It could be a good thing. Gaza and the West Bank are currently neither one thing or another. Sort of a state (treated as a state signatory in the ICC panel report) and sort of not (where Hamas are treated as non-state actors in the same report). Ambiguity is never a good thing in law.
But what does it mean to recognise a state when the territory boundaries aren't clear? It's a legal definition, and international laws are generally specific about whether something is within the State's territory or not, so how would that work for areas under dispute like Jerusalem? I guess it's similar to Kashmir - although other countries don't get so involved in that.
And what other actual legal consequences are there to Palestine being recognised as a state - and by who? It was interesting reading the ICC panel report (which I thought was very good and very clear) to see them differentiate between international and non-international armed conflict (and to be clear about why this is both). It doesn't seem that Palestine being a recognised state would have changed that report's conclusions.

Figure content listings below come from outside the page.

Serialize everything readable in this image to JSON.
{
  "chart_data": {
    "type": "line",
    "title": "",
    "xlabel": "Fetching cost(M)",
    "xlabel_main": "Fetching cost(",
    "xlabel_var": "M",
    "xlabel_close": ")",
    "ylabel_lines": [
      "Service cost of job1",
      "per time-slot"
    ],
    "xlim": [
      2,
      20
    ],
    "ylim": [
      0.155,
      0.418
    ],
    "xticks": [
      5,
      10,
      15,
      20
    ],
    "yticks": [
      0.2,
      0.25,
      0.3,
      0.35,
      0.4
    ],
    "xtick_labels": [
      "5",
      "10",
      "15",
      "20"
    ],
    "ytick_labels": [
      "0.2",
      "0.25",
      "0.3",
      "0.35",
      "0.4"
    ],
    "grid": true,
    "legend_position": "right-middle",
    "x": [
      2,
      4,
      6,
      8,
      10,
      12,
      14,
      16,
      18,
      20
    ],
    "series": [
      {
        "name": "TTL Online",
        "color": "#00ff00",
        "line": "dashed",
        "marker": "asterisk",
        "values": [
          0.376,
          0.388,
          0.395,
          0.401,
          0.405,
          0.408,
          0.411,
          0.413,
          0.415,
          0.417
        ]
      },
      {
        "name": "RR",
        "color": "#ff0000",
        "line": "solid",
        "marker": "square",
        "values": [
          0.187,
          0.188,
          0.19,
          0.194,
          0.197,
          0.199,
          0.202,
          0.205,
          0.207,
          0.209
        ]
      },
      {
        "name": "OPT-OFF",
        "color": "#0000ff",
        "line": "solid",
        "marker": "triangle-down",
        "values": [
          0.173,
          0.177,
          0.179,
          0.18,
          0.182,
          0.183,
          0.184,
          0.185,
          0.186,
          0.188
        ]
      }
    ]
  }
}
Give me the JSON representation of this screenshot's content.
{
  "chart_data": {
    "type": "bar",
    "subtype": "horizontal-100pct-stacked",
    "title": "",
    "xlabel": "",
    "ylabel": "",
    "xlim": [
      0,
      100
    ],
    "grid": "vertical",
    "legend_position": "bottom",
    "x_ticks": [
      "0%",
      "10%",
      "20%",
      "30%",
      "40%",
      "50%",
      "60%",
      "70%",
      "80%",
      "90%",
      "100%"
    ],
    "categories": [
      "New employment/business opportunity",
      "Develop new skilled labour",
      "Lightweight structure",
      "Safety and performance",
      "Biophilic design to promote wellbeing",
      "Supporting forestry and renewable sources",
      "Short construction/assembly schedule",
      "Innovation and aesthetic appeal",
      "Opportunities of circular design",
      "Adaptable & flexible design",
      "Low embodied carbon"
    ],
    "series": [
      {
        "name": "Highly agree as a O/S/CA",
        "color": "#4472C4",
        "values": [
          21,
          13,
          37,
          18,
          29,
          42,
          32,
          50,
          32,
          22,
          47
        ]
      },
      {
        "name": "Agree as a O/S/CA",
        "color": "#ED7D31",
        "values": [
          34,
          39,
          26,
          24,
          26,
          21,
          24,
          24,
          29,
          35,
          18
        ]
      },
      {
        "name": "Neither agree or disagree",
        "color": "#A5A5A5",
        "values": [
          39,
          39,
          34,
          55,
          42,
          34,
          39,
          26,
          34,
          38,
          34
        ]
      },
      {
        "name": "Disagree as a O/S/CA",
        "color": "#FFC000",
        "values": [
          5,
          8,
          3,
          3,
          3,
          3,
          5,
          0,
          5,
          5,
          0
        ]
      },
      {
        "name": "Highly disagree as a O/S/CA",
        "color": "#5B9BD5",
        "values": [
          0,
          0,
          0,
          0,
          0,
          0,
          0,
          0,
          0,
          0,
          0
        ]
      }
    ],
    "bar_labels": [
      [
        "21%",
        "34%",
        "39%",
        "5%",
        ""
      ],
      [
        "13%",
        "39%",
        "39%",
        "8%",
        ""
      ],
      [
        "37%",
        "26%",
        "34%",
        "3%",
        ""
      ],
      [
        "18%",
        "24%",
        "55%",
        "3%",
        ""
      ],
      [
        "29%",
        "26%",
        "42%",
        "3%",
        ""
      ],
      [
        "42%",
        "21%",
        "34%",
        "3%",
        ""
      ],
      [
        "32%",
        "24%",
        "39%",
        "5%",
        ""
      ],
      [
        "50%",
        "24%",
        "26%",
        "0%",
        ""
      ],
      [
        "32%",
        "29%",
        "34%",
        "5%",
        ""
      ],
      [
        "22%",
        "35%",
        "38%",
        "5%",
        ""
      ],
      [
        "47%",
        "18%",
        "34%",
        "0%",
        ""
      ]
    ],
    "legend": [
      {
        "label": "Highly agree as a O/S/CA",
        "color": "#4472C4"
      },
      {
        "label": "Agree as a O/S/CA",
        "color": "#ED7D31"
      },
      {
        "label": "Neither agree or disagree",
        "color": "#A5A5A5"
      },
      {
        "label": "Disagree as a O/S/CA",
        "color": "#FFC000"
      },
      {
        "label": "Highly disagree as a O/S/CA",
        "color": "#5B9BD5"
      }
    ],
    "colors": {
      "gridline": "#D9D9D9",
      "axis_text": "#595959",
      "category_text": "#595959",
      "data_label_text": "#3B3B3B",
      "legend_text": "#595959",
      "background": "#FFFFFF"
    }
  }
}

Military retaliation against recognised states is obviously still a country's prerogative, and charging foreign nationals for laws broken within the country is normal (although Palestinians breaking the law in Gaza/West Bank should no longer be in Israel's remit until they attacked Israel. But would Israel really be willing to wait until then, after October 7th?).
One downside is the loss of the incentive for Palestinians to engage in peace negotiations. But that isn't going too well anyway.
In the end, everything both sides want is still to be negotiated, and doesn't really come down to statehood.